Dan…hah!! Kamarnya luar biasa kecil! Begitu buka pintu, di sebelah kanan langsung ketemu ranjang double. Tapi, di kanan-kiri ranjang itu langsung ada tembok! Saya melirik ke belakang pintu, di situ ada kamar mandi. Tapi…sempitnya sama ajaibnya dengan kamar itu. Pancuran air untuk mandi berada tepat di atas kakus. Jadi, kalau mau mandi kita harus duduk di kakus itu….hehehe! 😀

Yaah, pantesan aja murah. Tapi di ruang begini mana bisa kami bergerak? Lagipula, mereka tidak menerima kartu kredit. Terpaksa saya bilang, “Kami mau lihat yang lain dulu. Kalau oke, nanti saya balik lagi ke sini.” Perempuan itu cuma memasang tampang lemas dan sedih. Hilang sudah persenan dari hasil menggaet tamu ke hostel murmer ini.

Saya langsung menyeret istri saya keluar, sebelum si Mbak tadi nangis….hehehe! 😀 Kami lalu naik lift ke lantai 12. Di bawah tadi, saya sempat mempelajari nama-nama hostel yang ada di gedung ini. Di lantai 12, ada yang namanya Cosmic Guesthouse. Beruntung, walau saat itu baru jam 11.00, resepsionisnya mau memberi kami kamar selama dua hari.

“Saya belum bisa memastikan ada kamar kosong sampai tanggal 24 Oktober. Tapi, Anda boleh pakai kamar ini sampai dua hari ke depan. Setelah itu, kalau ada kamar, Anda mungkin harus pindah kamar,” kata si resepsionis.

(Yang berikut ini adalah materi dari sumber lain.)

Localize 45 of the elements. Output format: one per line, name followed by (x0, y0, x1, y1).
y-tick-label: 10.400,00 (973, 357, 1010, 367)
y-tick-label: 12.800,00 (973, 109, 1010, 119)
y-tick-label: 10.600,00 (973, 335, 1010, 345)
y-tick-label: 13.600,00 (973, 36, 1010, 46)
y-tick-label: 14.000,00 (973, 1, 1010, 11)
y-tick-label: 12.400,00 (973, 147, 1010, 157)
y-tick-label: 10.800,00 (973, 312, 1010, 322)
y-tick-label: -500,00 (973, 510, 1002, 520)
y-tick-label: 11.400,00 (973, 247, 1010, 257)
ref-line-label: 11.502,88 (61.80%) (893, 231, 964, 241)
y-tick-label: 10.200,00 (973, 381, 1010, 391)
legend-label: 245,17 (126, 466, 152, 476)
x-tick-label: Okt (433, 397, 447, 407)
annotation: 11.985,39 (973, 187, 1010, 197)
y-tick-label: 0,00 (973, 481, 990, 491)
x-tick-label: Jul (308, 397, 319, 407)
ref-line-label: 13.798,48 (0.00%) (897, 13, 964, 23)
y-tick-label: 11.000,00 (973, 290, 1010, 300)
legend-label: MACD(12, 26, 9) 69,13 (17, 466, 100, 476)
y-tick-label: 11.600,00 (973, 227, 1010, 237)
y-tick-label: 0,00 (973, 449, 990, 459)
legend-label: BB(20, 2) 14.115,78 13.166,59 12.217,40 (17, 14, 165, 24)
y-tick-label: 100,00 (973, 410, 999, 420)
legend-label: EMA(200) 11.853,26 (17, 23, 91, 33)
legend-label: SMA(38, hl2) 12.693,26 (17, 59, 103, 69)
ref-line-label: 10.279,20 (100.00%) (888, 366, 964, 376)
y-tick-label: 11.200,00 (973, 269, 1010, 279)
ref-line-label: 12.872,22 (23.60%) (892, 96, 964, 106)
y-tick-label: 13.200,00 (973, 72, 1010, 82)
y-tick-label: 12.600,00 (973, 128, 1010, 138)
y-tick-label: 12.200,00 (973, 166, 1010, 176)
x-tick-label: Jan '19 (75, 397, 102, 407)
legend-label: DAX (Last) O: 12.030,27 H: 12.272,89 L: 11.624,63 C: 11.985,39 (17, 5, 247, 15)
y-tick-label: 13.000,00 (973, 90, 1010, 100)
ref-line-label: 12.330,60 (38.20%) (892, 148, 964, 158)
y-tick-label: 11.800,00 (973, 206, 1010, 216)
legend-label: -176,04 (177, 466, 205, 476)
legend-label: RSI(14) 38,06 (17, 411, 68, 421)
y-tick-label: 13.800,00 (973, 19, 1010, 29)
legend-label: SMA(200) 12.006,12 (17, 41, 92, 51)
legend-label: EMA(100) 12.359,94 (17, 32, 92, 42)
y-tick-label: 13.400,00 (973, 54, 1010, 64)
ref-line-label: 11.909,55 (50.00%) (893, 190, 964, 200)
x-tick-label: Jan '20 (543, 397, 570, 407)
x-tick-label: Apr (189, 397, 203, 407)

“Boleh deh kalau begitu,” saya langsung setuju. Apalagi sebelumnya saya berhasil nawar dari harga HK$400 menjadi HK$300 untuk double room. Dan itu harga per kamar lho, bukan per orang. Soalnya banyak juga hostel di Hong Kong yang pasang tarif per orang. Dan bulan Oktober terhitung peak season di Hong Kong, soalnya cuaca lagi enak banget. Suhu udara antara 23-28° Celcius. Musim typhoon juga udah lewat. Mungkin kalau lagi low season harganya bisa lebih murah lagi. Tapi sebelum bayar saya mau lihat kamarnya dulu, yang kebetulan bersebelahan dengan ruangan resepsionis.

Kamar kami di Cosmic.

Kamar kami di Cosmic.

Ternyata kamarnya lumayan kok, lebih luas dibandingkan dengan kamarnya si Mbak cengeng tadi. Kamar ini juga bersih, ber-AC dan kipas angin, ada TV, dan kamar mandinya juga bersih dan air panasnya lancar. Lagian, 300 dolar itu angka yang lumayan murah untuk ukuran Asia’s World City yang mahal ini. Lagian, ini penginapan keempat (atau kelima) yang saya cari. Capek juga kalau tiap hari urusannya cari penginapan melulu.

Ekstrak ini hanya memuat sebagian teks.